I test della personalità basati sull’apprendimento automatico, per esempio, vengono sempre più utilizzati nelle assunzioni per escludere potenziali dipendenti che presentano una maggiore probabilità di chiedere aumenti di salari o iscriversi ai sindacati. I datori di lavoro stanno monitorando sempre di più le e-mail, le chat e altri dati dei dipendenti per valutare quali potrebbero voler cambiare lavoro e calcolare l’aumento di paga minimo necessario per farli rimanere. I sistemi di gestione algoritmica come quello di Uber stanno tenendo i lavoratori lontani dagli uffici e dagli spazi assembleari per impedire loro di coordinarsi e di avanzare insieme richieste salariali.

Nessuno di questi esempi dovrebbe essere sorprendente, ha affermato Newman. Sono semplicemente una manifestazione moderna di ciò che i datori di lavoro hanno storicamente fatto per tenere bassi i salari, boicottando le attività sindacali. L’uso delle valutazioni della personalità nelle assunzioni, che risale agli anni 1930 negli Stati Uniti, iniziò infatti come un meccanismo per eliminare le persone che molto probabilmente sarebbero potuti diventare sindacalisti. I test divennero particolarmente popolari negli anni 1960 e 1970, quando gli psicologi del lavoro li avevano perfezionati per valutare i lavoratori per le loro simpatie sindacali.

In questo contesto, la valutazione del rischio di conflittualità di PredictiveHire è solo un altro esempio di questa tendenza. “La minaccia di cambiare lavoro”, sottolinea Barocas, “è uno dei modi principali in cui i lavoratori sono in grado di migliorare il proprio salario.
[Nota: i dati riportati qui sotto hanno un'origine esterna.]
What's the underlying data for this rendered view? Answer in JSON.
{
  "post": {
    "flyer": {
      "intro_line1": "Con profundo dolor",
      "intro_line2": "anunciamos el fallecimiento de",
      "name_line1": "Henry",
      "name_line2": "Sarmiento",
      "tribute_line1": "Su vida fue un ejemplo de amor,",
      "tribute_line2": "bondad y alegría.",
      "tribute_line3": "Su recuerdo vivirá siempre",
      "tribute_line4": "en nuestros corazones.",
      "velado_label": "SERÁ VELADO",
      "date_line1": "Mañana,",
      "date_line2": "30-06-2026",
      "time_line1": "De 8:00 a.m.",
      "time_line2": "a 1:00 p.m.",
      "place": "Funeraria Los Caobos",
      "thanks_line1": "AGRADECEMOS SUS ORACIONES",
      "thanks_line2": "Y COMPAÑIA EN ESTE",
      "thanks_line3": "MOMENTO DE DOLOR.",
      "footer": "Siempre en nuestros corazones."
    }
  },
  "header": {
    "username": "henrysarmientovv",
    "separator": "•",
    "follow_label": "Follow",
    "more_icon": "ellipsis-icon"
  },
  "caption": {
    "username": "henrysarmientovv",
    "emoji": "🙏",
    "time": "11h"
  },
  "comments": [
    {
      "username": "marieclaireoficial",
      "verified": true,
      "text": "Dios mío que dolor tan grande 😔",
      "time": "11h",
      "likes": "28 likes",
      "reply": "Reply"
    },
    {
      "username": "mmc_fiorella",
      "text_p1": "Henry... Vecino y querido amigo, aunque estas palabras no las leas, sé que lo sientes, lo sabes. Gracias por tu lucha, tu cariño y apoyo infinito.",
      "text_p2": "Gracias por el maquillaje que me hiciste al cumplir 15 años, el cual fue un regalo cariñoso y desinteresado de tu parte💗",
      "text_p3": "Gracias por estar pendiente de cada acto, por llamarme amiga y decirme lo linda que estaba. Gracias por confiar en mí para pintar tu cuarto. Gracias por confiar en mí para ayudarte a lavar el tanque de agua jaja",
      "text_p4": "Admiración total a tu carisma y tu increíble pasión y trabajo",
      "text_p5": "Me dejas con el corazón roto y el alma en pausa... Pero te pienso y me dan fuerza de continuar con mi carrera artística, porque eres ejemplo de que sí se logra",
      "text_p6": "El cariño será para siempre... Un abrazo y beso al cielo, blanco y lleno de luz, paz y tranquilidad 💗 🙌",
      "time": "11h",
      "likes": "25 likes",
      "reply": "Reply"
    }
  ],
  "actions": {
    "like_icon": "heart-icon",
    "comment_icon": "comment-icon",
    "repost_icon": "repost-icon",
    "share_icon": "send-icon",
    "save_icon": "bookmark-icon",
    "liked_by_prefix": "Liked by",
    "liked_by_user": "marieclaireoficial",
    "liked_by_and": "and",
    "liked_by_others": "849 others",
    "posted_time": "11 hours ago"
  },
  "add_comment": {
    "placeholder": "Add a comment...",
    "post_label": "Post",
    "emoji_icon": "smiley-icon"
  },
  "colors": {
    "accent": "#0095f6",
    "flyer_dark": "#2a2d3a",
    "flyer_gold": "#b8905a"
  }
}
Il professore della Cornell University crede che l’obiettivo di far funzionare meglio il sistema delle assunzioni sia nobile e potrebbe essere raggiunto se i legislatori imponessero una maggiore trasparenza

Attualmente questi strumenti non sono ancora stati sottoposti a una valutazione rigorosa, egli spiega, ma se le aziende fossero più disponibili a rendere pubbliche le loro azioni, sarebbe più facile per gli esperti studiare l’impatto degli strumenti sia sul lavoro sia sulla discriminazione.